Abstract

We evaluated biochemical relapse-free survival after surgery for localized prostate cancer, comparing rates between black and white men in the early and late prostate specific antigen eras. Our hypothesis was that the gap in biochemical relapse-free survival between these groups would lessen in the later prostate specific antigen era due to catch-up awareness/availability of screening and treatment in the black population. Data on 2,910 men treated with prostatectomy from 1987 to 2004 were evaluated.
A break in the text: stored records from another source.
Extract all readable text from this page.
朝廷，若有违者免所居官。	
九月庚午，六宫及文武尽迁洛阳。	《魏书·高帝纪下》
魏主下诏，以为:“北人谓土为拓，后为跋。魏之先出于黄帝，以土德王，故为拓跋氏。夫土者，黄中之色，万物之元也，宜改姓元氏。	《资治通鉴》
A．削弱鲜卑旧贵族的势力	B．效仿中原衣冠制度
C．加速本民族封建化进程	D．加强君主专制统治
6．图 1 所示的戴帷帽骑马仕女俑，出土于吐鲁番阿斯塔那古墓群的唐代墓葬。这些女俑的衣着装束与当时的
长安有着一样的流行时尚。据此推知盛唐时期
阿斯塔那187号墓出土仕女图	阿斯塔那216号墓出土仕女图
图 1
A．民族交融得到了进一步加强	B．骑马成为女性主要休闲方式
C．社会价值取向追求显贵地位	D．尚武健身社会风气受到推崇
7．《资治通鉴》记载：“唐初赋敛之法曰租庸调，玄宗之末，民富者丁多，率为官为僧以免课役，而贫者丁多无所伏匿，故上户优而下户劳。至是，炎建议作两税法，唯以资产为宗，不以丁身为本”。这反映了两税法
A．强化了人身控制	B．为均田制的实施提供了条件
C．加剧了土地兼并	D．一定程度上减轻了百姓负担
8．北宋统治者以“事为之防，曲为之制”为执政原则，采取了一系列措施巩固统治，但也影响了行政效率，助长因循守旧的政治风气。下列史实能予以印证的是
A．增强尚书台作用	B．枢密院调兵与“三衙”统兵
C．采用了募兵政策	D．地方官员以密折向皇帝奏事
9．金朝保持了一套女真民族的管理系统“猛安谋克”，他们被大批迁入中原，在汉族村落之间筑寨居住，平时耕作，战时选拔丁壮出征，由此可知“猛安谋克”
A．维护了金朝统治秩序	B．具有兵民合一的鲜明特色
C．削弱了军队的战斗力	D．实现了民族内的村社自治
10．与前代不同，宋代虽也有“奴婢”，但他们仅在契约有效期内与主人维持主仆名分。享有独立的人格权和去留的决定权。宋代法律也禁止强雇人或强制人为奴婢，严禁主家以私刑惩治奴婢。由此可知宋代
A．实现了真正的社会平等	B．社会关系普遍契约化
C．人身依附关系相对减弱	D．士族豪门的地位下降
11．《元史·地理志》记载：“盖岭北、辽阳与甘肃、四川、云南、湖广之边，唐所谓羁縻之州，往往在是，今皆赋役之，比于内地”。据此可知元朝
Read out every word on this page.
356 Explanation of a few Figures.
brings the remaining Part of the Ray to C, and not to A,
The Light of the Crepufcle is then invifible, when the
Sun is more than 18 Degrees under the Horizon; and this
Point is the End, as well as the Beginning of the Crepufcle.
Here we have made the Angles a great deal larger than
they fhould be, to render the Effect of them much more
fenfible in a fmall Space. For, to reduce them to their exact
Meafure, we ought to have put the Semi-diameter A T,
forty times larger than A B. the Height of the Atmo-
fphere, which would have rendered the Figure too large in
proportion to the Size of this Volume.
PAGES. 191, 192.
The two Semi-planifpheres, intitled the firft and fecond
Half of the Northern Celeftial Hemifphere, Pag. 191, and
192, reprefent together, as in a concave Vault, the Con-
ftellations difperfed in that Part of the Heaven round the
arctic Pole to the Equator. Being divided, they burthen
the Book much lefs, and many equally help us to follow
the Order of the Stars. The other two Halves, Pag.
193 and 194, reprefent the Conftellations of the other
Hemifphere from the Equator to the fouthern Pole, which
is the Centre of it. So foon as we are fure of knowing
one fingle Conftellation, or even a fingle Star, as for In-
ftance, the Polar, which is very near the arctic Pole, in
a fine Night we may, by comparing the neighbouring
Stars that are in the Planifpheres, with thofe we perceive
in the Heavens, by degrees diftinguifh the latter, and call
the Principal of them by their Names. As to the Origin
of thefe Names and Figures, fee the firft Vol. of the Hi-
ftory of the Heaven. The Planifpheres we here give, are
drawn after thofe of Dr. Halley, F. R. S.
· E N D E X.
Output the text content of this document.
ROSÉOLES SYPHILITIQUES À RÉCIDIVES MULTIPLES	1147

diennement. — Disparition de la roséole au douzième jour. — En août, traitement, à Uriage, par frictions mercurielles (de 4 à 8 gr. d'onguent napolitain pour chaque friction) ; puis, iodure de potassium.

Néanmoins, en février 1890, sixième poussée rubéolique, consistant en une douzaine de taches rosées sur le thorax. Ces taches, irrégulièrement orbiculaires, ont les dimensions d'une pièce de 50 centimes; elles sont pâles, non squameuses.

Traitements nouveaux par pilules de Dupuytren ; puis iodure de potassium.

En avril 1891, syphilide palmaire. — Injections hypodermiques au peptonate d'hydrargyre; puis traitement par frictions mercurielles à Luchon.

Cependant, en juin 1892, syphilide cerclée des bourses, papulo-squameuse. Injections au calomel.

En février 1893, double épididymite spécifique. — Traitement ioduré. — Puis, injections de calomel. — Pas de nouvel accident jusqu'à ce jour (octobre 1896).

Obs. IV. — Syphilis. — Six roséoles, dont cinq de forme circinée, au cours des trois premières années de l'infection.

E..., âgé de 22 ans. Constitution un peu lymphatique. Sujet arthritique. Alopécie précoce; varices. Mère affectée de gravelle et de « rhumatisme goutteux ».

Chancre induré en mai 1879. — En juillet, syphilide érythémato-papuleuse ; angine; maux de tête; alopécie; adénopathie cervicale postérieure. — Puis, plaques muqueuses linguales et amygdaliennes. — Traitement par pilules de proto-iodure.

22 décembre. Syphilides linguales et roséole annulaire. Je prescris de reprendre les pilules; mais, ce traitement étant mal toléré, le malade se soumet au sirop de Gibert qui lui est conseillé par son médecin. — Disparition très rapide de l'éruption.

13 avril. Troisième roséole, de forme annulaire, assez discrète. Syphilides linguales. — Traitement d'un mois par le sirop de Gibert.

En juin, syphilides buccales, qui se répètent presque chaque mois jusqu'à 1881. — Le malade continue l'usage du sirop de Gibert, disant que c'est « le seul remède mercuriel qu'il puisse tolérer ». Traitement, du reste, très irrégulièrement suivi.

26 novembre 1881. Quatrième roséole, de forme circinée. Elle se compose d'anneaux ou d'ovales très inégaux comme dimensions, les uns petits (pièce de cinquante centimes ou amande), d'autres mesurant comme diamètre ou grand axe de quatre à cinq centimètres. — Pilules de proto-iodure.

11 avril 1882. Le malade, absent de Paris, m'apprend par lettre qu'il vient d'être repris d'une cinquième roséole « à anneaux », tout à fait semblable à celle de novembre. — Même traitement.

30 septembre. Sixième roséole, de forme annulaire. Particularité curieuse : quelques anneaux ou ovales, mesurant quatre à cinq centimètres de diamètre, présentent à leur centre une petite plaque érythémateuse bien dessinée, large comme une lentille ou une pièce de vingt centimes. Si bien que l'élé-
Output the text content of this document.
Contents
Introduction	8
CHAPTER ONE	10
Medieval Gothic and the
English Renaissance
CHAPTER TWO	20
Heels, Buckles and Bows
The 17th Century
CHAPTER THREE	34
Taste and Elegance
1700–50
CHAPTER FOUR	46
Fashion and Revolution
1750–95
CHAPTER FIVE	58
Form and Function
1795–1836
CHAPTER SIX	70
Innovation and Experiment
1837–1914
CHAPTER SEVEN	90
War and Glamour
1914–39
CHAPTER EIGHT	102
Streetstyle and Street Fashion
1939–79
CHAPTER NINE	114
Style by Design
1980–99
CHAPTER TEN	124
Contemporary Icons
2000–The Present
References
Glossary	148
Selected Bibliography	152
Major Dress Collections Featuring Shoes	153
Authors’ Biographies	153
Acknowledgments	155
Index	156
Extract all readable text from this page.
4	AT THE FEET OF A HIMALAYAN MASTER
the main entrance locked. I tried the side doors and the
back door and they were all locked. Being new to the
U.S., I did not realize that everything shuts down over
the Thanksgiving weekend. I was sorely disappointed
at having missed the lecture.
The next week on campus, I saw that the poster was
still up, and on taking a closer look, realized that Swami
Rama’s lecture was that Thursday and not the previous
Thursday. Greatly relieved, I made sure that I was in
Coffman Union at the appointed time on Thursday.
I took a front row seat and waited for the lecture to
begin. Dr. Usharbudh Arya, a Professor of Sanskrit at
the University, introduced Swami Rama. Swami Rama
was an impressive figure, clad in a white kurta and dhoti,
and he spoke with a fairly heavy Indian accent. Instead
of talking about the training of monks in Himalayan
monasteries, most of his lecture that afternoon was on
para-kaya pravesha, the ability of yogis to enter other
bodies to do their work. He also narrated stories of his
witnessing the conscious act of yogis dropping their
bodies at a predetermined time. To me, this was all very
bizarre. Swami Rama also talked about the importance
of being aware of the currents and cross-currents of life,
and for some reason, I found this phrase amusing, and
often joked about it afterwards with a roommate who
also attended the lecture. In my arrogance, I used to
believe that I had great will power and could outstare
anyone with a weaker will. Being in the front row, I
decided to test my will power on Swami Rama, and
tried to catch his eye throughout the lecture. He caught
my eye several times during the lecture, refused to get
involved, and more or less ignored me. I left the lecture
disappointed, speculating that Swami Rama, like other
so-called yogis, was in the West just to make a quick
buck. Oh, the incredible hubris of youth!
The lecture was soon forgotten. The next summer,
The primary end points were 1) rates of organ confined disease and 2) biochemical relapse-free survival after prostatectomy in the early (1987 to 1997) and late (1998 to 2004) prostate specific antigen eras. Rates of organ confined disease were compared using the chi-square test. Biochemical failure was analyzed using Kaplan-Meier estimates and Cox proportional hazards regression. Median followup for the early and late prostate specific antigen periods was 9.8 (range 1.2 to 18.2) and 3.3 years (range 1.0 to 7.7), respectively. Based on rates of organ confined disease in the early vs late periods black and white men had significant gains in the number presenting with favorable disease at diagnosis in the late prostate specific antigen period (54% vs 76% and 49% vs 71%, respectively, each p <0.01). Despite gains of similar magnitude in favorable features at presentation biochemical relapse-free survival for black men lagged behind white men by 11% at 5 years in the early era and by 12% in the late era. Race was a significant predictor of biochemical relapse-free survival on multivariate analysis in each era. Despite similar increases in the rate of organ confined disease between black and white men in the late vs early prostate specific antigen eras black men continue to show higher rates of biochemical failure after surgery.